Professeure d’Histoire et de Géographie depuis une trentaine d’années, Catherine PIDUTTI travaille au quotidien avec ses élèves pour la défense, la transmission et la compréhension de la mémoire combattante française. 

 

Quelles sont les raisons qui l’ont poussé à devenir professeure ? C’est quoi enseigner l’histoire aujourd’hui ? Comment transmettre l’Histoire et ses valeurs aux jeunes générations ? Quelles sont les initiatives pédagogiques mises en place pour faire vivre la mémoire combattante française ? Quel est le rôle des associations ? Comment intéresser les scolaires à des destins individuels lointains ? 

 

Catherine PIDUTTI, professeure d’histoire résolument engagée, témoigne à notre micro de sa passion pour la transmission de l'Histoire aux plus jeunes. 

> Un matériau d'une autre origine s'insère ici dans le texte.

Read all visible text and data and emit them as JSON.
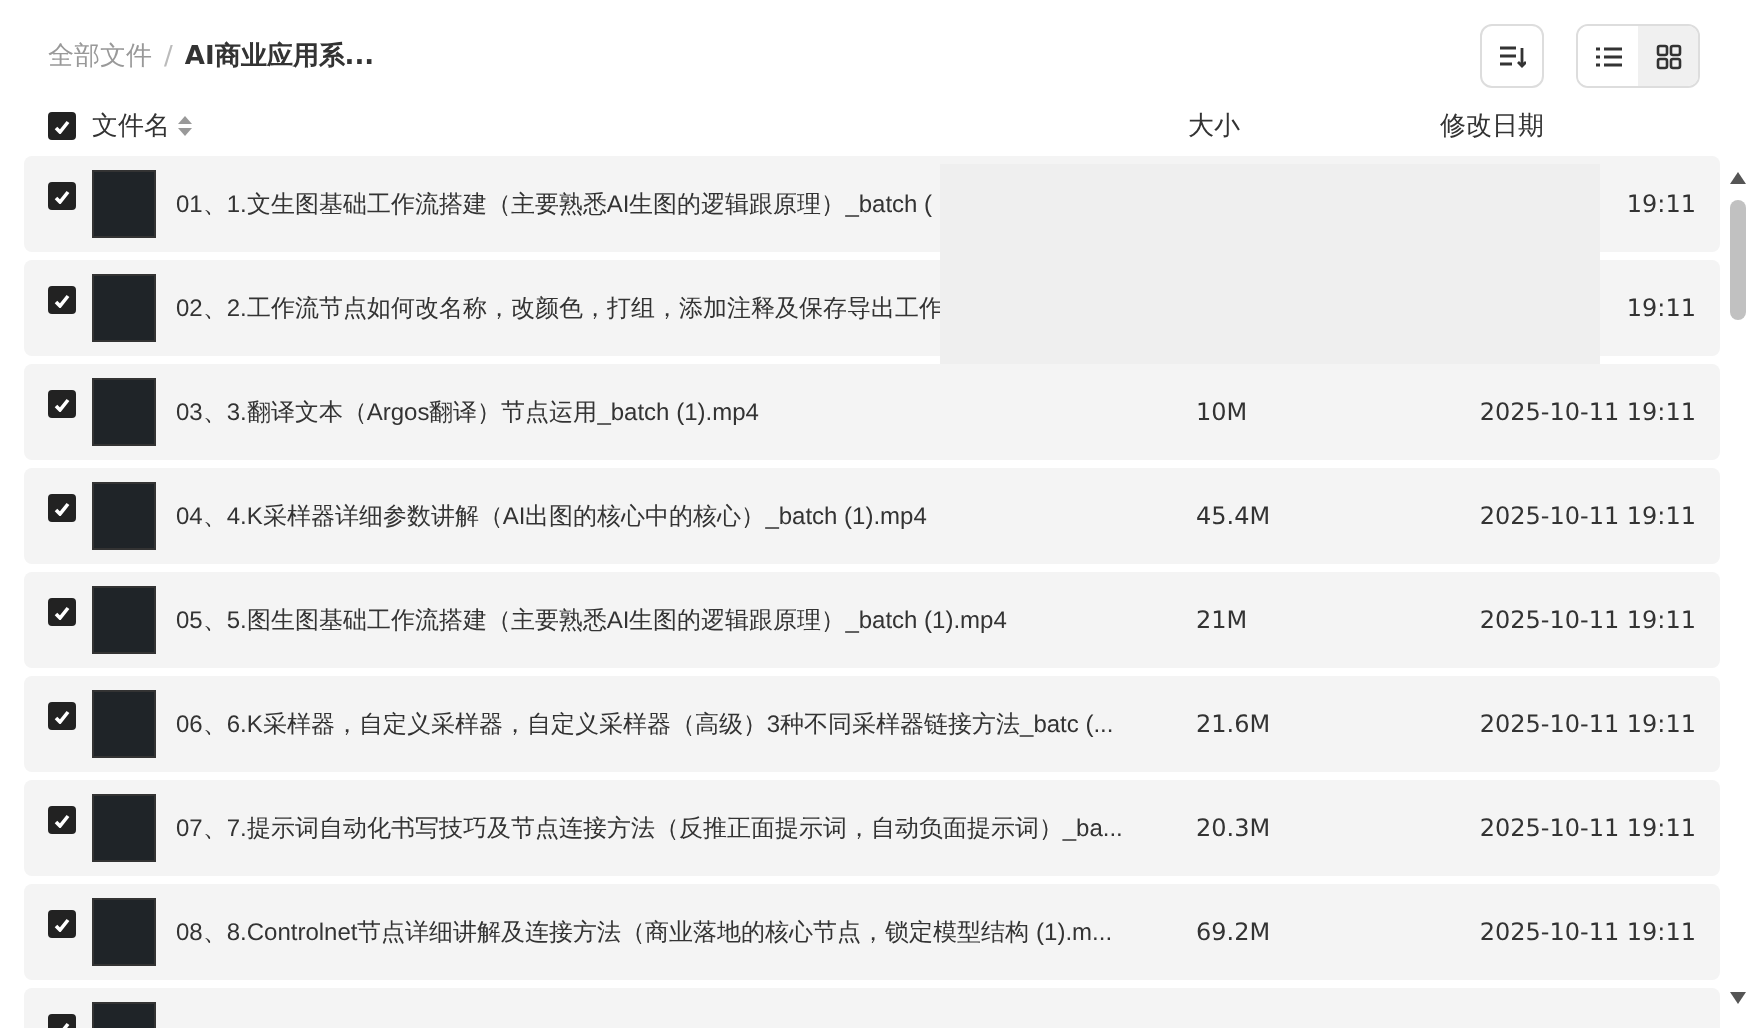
{
  "breadcrumb": [
    {
      "label": "全部文件",
      "current": false
    },
    {
      "label": "AI商业应用系...",
      "current": true
    }
  ],
  "breadcrumb_separator": "/",
  "view_modes": [
    {
      "kind": "list",
      "selected": false
    },
    {
      "kind": "grid",
      "selected": true
    }
  ],
  "header": {
    "select_all": true,
    "name": "文件名",
    "size": "大小",
    "date": "修改日期"
  },
  "files": [
    {
      "checked": true,
      "name": "01、1.文生图基础工作流搭建（主要熟悉AI生图的逻辑跟原理）_batch (",
      "date": "19:11"
    },
    {
      "checked": true,
      "name": "02、2.工作流节点如何改名称，改颜色，打组，添加注释及保存导出工作",
      "date": "19:11"
    },
    {
      "checked": true,
      "name": "03、3.翻译文本（Argos翻译）节点运用_batch (1).mp4",
      "size": "10M",
      "date": "2025-10-11 19:11"
    },
    {
      "checked": true,
      "name": "04、4.K采样器详细参数讲解（AI出图的核心中的核心）_batch (1).mp4",
      "size": "45.4M",
      "date": "2025-10-11 19:11"
    },
    {
      "checked": true,
      "name": "05、5.图生图基础工作流搭建（主要熟悉AI生图的逻辑跟原理）_batch (1).mp4",
      "size": "21M",
      "date": "2025-10-11 19:11"
    },
    {
      "checked": true,
      "name": "06、6.K采样器，自定义采样器，自定义采样器（高级）3种不同采样器链接方法_batc (...",
      "size": "21.6M",
      "date": "2025-10-11 19:11"
    },
    {
      "checked": true,
      "name": "07、7.提示词自动化书写技巧及节点连接方法（反推正面提示词，自动负面提示词）_ba...",
      "size": "20.3M",
      "date": "2025-10-11 19:11"
    },
    {
      "checked": true,
      "name": "08、8.Controlnet节点详细讲解及连接方法（商业落地的核心节点，锁定模型结构 (1).m...",
      "size": "69.2M",
      "date": "2025-10-11 19:11"
    },
    {
      "checked": true
    }
  ]
}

A travers le témoignage des bénévoles du Souvenir Français, ce programme a pour objectif de comprendre pourquoi ces hommes et ces femmes de tous âges, d’extractions sociales ou de cultures différentes, s’engagent au quotidien pour une cause que certains pourraient qualifier de passéiste : la mémoire combattante.

Pourquoi ce choix ? Pourquoi c’est important pour eux ? Quel est leur cheminement personnel ? En quoi cet engagement donne-t-il un sens à leur vie ? Quel lien entretiennent-ils avec le souvenir et la transmission ? Quel est leur rôle en tant que bénévole ? Comment agissent-ils concrètement sur le terrain ? En quoi selon eux les conflits du passé peuvent-ils aider les générations futures à construire un monde meilleur ?


 Le Souvenir Français recueille ces voix qui ont décidé de perpétuer le souvenir de celles et ceux qui se sont engagés pour la France et pour que les générations à venir ne les oublient pas. 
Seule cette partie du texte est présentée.